Afin de procéder au règlement de leur différend, le Maroc et les autorités algériennes avaient précédemment signé un premier accord en juillet 1961. Durant cette rencontre, les deux parties avaient convenu de poursuivre les négociations pour parvenir à une solution mutuellement acceptable. Le «gouvernement de Sa Majesté le Roi du Maroc s’engage à faire face, par tous les moyens, aux éventuelles tentatives de partitions du territoire algérien», lit-on dans le septième volume de la série «Mémoires du patrimoine marocain» (Editions Nord Organisation, 1986).

Parallèlement, le Gouvernement provisoire de la République algérienne s’était engagé à reconnaître que «le différend territorial issu des frontières imposées par la France entre les deux pays trouveront une issue par des négociations entre les deux gouvernements». Le GPRA insistait également sur le fait que «les accords qui pouvaient intervenir à la suite de négociations franco-algériennes ne sauraient être opposables au Maroc quant aux délimitations territoriales algéro-marocaines.»

Ahmed Ben Bella et Benyoucef Ben Khedda en compagnie du roi Hassan II, en 1962 à Rabat. / Ph. Hank Walker

Un engagement signé par la GPRA

Au lendemain de son indépendance, l’Algérie avait rappelé sa promesse de relancer l’épineuse question des frontières. Mais le 18 mars 1962, les représentants du Gouvernement de la République française et du GPRA parviennent à la conclusion des accords d’Évian. Signés à l’hôtel du Parc d’Évian-les-Bains, en Haute-Savoie, ces accords se traduisent dans l’immédiat par un cessez-le-feu qui met officiellement fin à sept années et cinq mois de guerre.

Pour s’assurer que ses revendications soient entendues, le Maroc prend le risque d’étendre sa souveraineté jusqu’au poste de Zegou, situé à 50 km au sud-ouest de Taouz, en juillet 1962. D’après l’article de l’écrivain et historien Édouard Méric, paru en 1965 dans la Revue française de science politique (Volume 15, numéro 4, pp. 743-752), le poste était situé sur l’axe principal de communication entre Colomb Béchar et Tindouf.
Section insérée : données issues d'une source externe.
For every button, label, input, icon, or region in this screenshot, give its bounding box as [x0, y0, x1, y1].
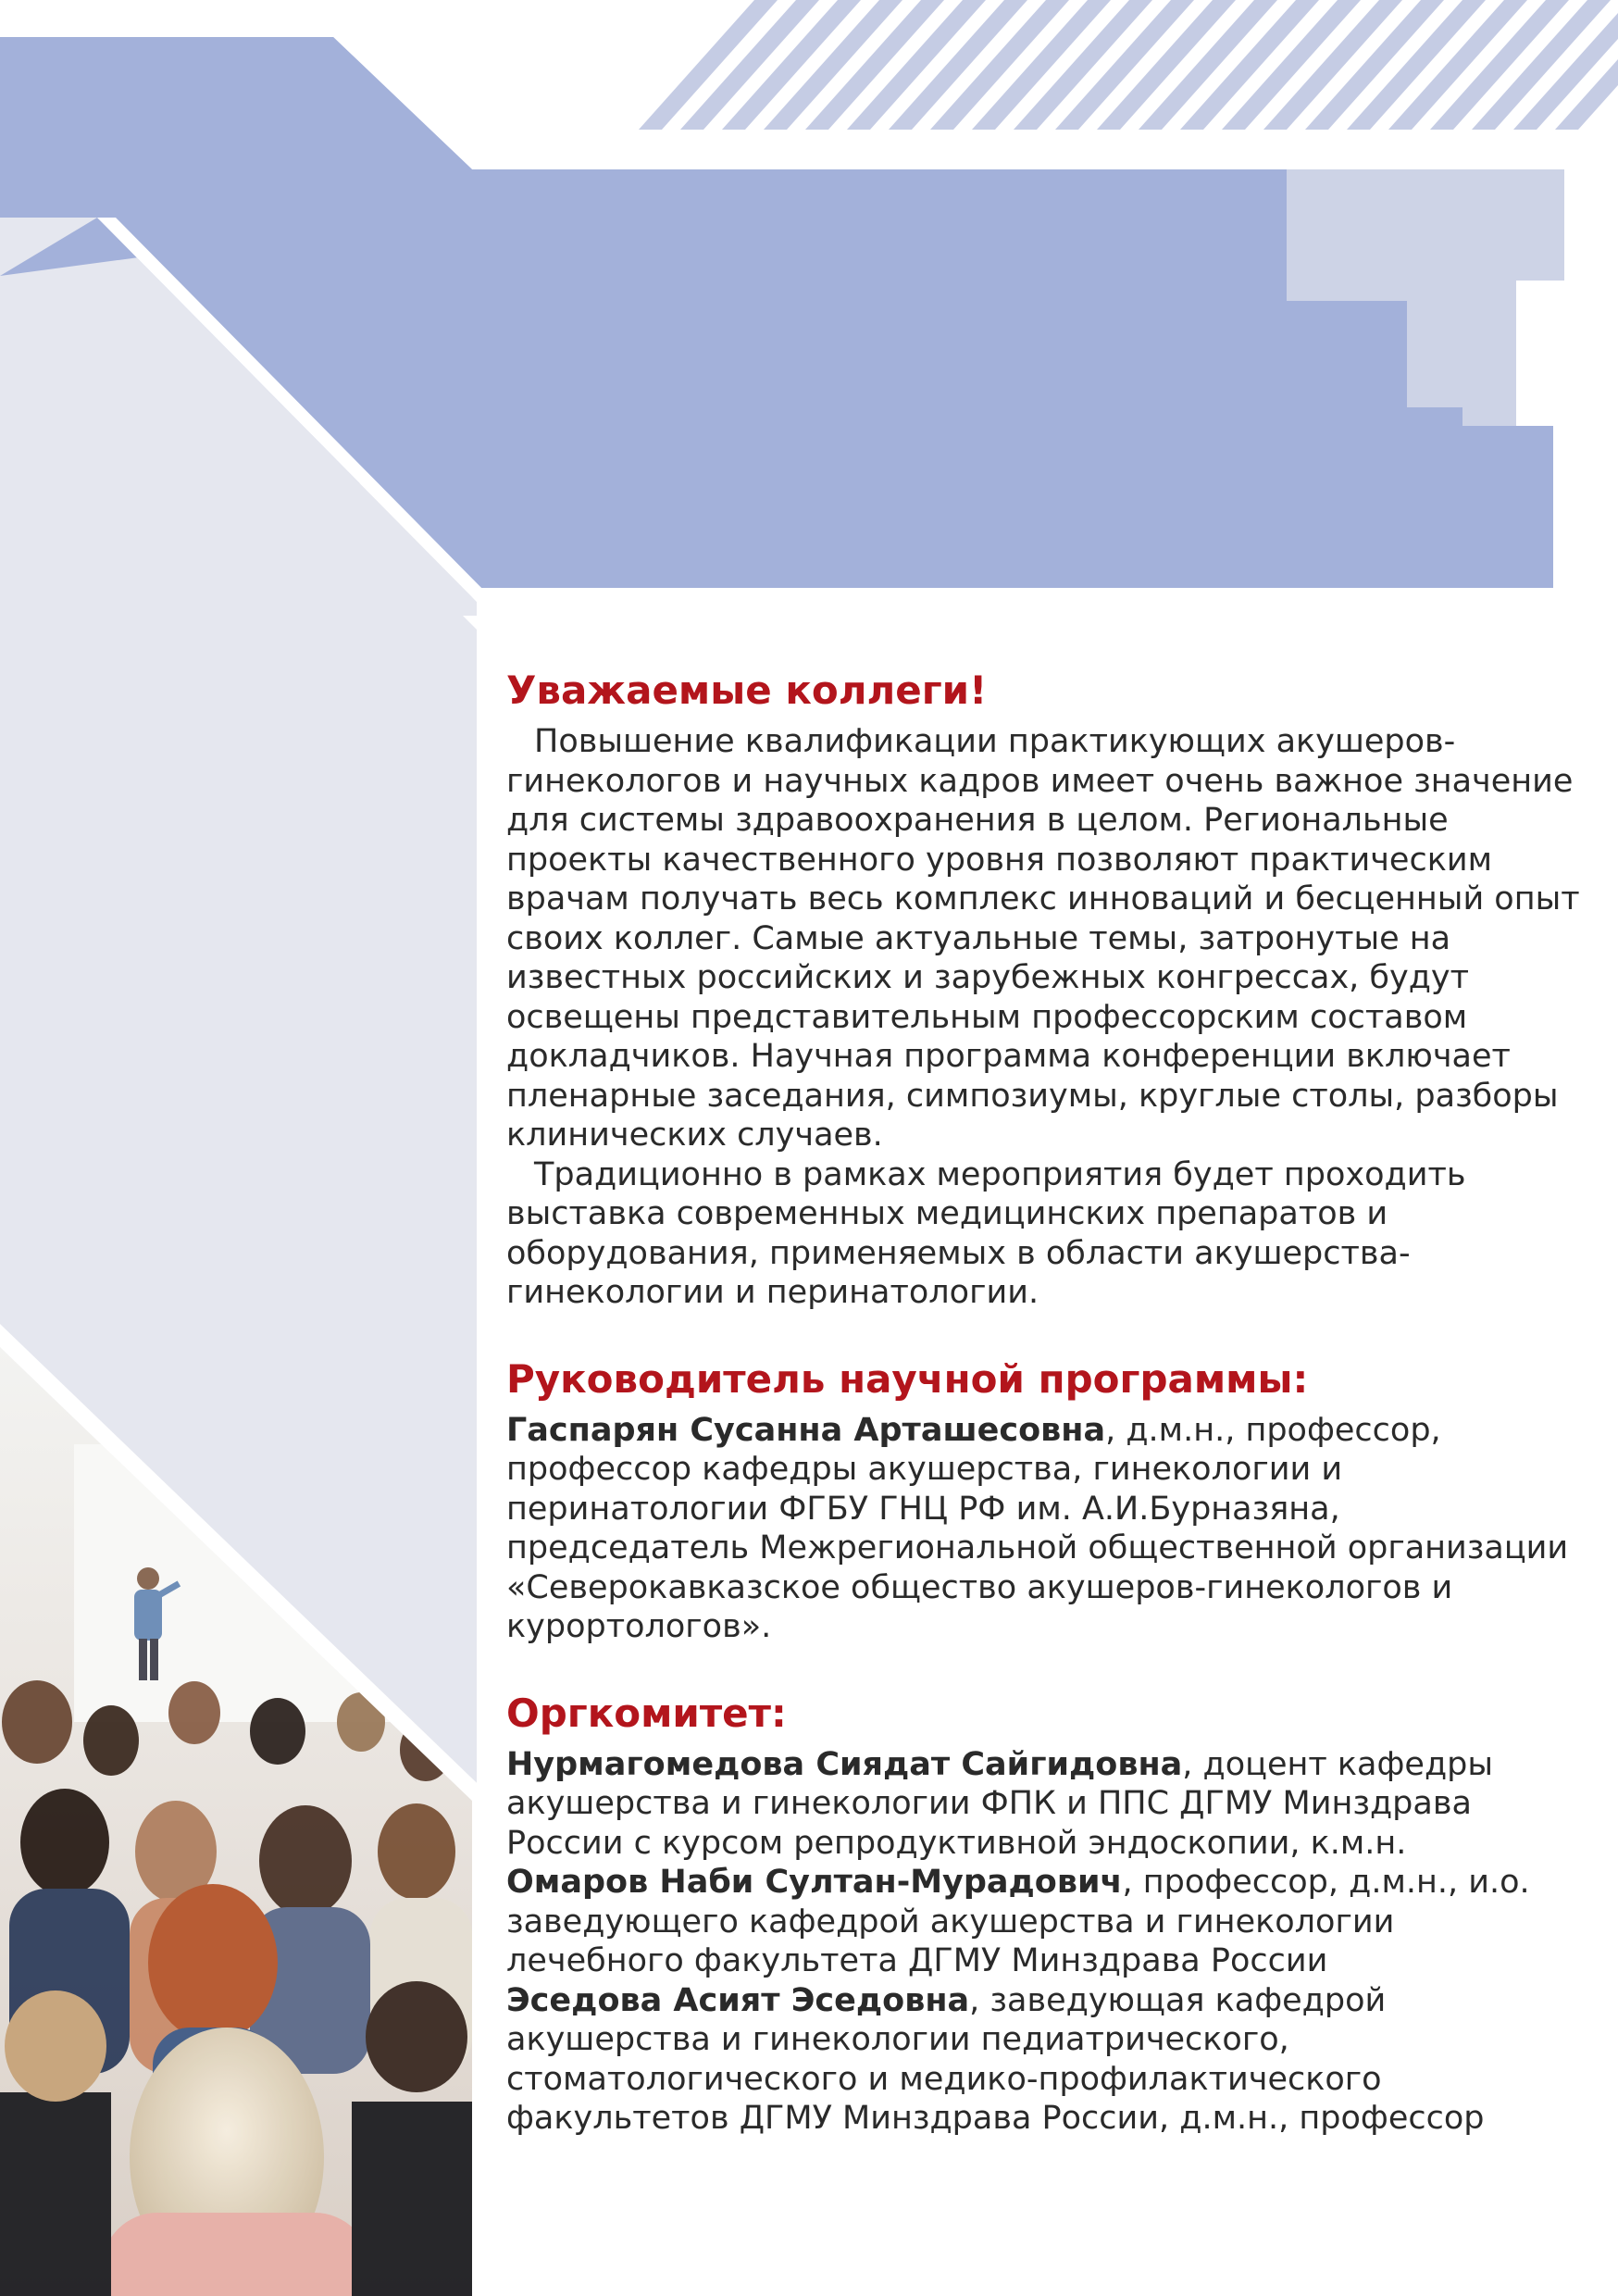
leader-title: Руководитель научной программы:: [506, 1355, 1309, 1402]
leader-name: Гаспарян Сусанна Арташесовна: [506, 1411, 1106, 1449]
orgcommittee-member: [506, 1745, 1580, 1864]
top-right-stripes: [639, 0, 1618, 130]
member-details: , заведующая кафедрой акушерства и гинекологии педиатрического, стоматологического и медико-профилактического факультетов ДГМУ Минздрава России, д.м.н., профессор: [506, 1981, 1485, 2137]
leader-section: [506, 1355, 1580, 1647]
content-top-divider: [463, 616, 1618, 639]
greeting-paragraph-2: Традиционно в рамках мероприятия будет проходить выставка современных медицинских препаратов и оборудования, применяемых в области акушерства-гинекологии и перинатологии.: [506, 1155, 1466, 1311]
content-column: [506, 667, 1580, 2139]
orgcommittee-member: [506, 1863, 1580, 1981]
leader-details: , д.м.н., профессор, профессор кафедры акушерства, гинекологии и перинатологии ФГБУ ГНЦ РФ им. А.И.Бурназяна, председатель Межрегиональной общественной организации «Северокавказское общество акушеров-гинекологов и курортологов».: [506, 1411, 1569, 1645]
greeting-title: Уважаемые коллеги!: [506, 668, 988, 713]
member-details: , профессор, д.м.н., и.о. заведующего кафедрой акушерства и гинекологии лечебного факультета ДГМУ Минздрава России: [506, 1864, 1530, 1979]
member-name: Нурмагомедова Сиядат Сайгидовна: [506, 1745, 1183, 1783]
member-name: Омаров Наби Султан-Мурадович: [506, 1864, 1123, 1901]
member-name: Эседова Асият Эседовна: [506, 1981, 970, 2019]
greeting-paragraph-1: Повышение квалификации практикующих акушеров-гинекологов и научных кадров имеет очень важное значение для системы здравоохранения в целом. Региональные проекты качественного уровня позволяют практическим врачам получать весь комплекс инноваций и бесценный опыт своих коллег. Самые актуальные темы, затронутые на известных российских и зарубежных конгрессах, будут освещены представительным профессорским составом докладчиков. Научная программа конференции включает пленарные заседания, симпозиумы, круглые столы, разборы клинических случаев.: [506, 723, 1580, 1154]
orgcommittee-section: [506, 1690, 1580, 2139]
orgcommittee-title: Оргкомитет:: [506, 1690, 787, 1736]
member-details: , доцент кафедры акушерства и гинекологии ФПК и ППС ДГМУ Минздрава России с курсом репродуктивной эндоскопии, к.м.н.: [506, 1745, 1493, 1862]
orgcommittee-member: [506, 1981, 1580, 2139]
greeting-section: [506, 667, 1580, 1313]
leader-entry: [506, 1411, 1580, 1647]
Pour réaffirmer ses bonnes intentions, le royaume chérifien dépêche, quatre jours plus tard, une délégation auprès de Benyoucef Benkhedda, histoire de féliciter le peuple algérien du retour du GPRA en Algérie et de lui rappeler les promesses. «Cela n’avait pas empêché les troupes algériennes, le 9 octobre 1962, d’occuper Tindouf et de chasser par la force les représentants locaux du gouvernement marocain qui refusaient de s’en aller, faisant des morts et des blessés», poursuit Édouard Méric.

Quelques mois plus tard, soit en mars 1963, le Maroc, toujours dans le cadre d’une démarche pacifiste, dépêche le prince Moulay Abdallah à Alger dès le 6 mars 1963 pour préparer la visite de feu le roi Hassan II. Le 13 mars, le souverain chérifien entame ainsi une visite officielle de trois jours dans la capitale algérienne. Une convention relative à l’assistance mutuelle et à la coopération judiciaire est alors signée. Surtout, le monarque déterre un autre dossier, rappelant à l’Algérie ses engagements quant aux frontières maroco-algériennes et l’impérative de la création d’une Commission de délimitation prévue dans l’accord de juillet 1961.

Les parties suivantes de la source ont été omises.